8. Elvis Presley Birthplace
Tupelo, Mississippi
We also couldn’t resist going to the Elvis Presley Birthplace in Tupelo, Mississippi, just 45 minutes from Milepost 259.7 and an hour and a half from Tuscumbia. It is another big draw to the Natchez Trace Parkway, much more so than Ivy Green. Of course, The King has a wider appeal. Having been to Graceland the previous year when we visited Memphis, it was a great opportunity to see his home from the time he was born to the time he headed for Memphis and stardom. Gospel singing influenced Elvis’s music so much that the church which he attended as a boy and teenager was relocated to the site of his very humble home, only one block from its original location. On the grounds, there is also a museum in Elvis’s honor.

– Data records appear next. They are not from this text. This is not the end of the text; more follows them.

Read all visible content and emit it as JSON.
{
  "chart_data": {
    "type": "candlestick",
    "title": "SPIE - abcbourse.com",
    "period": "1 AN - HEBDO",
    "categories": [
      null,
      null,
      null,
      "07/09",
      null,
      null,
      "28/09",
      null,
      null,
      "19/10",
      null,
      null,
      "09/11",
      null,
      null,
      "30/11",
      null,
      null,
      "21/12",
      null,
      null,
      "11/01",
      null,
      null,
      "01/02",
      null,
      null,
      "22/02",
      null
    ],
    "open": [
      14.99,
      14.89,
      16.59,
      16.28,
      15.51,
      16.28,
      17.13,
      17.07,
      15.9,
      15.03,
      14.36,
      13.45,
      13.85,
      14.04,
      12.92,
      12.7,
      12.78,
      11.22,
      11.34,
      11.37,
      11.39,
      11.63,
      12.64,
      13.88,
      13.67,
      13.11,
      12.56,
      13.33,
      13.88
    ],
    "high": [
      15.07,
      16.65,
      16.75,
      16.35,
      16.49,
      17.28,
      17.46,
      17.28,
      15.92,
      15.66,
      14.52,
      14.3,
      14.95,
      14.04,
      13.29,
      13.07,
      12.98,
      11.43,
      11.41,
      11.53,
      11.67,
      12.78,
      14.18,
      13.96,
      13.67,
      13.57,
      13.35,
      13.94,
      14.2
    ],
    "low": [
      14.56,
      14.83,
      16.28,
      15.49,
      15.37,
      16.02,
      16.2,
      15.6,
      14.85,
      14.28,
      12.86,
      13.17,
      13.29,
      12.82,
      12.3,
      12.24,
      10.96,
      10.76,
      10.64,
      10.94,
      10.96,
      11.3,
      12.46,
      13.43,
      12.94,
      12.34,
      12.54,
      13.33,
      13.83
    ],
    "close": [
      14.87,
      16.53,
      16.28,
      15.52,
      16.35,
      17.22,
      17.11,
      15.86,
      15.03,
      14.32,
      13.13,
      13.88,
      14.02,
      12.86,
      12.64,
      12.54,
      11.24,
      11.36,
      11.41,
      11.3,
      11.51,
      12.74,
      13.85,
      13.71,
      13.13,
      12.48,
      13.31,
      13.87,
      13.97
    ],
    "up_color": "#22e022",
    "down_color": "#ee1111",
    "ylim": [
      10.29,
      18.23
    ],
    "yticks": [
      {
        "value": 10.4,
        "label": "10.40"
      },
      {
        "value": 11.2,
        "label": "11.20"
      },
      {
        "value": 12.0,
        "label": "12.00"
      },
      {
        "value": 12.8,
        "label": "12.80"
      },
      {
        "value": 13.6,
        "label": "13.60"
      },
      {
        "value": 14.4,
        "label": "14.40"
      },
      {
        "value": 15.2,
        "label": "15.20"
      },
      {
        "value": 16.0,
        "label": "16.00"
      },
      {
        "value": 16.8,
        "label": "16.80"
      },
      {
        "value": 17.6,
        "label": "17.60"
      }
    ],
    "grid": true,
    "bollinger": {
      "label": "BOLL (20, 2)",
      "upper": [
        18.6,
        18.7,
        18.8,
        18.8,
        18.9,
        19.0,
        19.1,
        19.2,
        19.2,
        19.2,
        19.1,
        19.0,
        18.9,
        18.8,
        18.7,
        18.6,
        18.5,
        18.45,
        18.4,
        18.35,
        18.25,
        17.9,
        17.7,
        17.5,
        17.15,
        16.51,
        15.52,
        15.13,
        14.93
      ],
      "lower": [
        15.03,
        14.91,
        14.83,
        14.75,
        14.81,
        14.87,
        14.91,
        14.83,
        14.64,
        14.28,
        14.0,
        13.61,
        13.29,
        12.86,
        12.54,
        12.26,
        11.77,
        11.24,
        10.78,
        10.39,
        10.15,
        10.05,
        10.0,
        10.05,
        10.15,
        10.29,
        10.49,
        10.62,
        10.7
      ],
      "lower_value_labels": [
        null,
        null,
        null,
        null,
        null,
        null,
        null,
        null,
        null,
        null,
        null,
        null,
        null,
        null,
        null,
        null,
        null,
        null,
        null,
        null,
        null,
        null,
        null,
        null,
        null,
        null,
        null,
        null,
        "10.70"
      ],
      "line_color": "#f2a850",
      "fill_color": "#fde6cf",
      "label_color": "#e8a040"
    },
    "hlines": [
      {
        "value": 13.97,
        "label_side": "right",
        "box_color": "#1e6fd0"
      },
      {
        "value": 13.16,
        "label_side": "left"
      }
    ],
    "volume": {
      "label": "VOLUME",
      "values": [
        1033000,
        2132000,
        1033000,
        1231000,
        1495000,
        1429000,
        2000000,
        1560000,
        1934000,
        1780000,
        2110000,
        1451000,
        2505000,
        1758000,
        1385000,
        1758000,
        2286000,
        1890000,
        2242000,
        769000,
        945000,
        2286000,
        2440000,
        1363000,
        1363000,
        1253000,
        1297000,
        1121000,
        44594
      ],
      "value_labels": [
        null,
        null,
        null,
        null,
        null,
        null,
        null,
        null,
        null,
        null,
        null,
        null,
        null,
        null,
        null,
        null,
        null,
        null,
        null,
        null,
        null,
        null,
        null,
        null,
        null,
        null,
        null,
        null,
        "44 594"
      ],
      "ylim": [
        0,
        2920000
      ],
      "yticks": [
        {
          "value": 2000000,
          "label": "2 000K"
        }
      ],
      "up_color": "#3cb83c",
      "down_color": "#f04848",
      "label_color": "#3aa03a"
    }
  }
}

Had we gone on to visit Jackson, Mississippi, we would have also seen — aside from the bustling city of Jackson — more of the southern portion of the Natchez Trace Parkway. And we would have probably been as fascinated by the Windsor Ruins, the patches of red clover, and yellow wildflowers on the river bend. We promised ourselves that when we cross the Gulf States again, we would complete that part.
Pro Tips
We saw many hiking trails as we drove the parkway, and you will, too. Clear streams, little falls, shallow swamps, gentle meadows, pretty trees, and wild turkey were abundant. We even chanced upon a gravesite of 13 unknown Confederate soldiers. At Donivan Slough, I was fascinated by the cotton fields that almost looked like acres of pock-marked snow. It was my first time seeing those fields where many slaves and their descendants toiled, a symbol of their strife, especially prior to the Civil War. Then there were the Native American burial mounds, even bigger and higher (though not in special shapes like snakes) than the ones we saw at the Effigy Mounds National Monument in Iowa. Make time for these experiences, and note that you can also start your drive of the parkway from Mississippi in the south rather than in Tennessee in the north.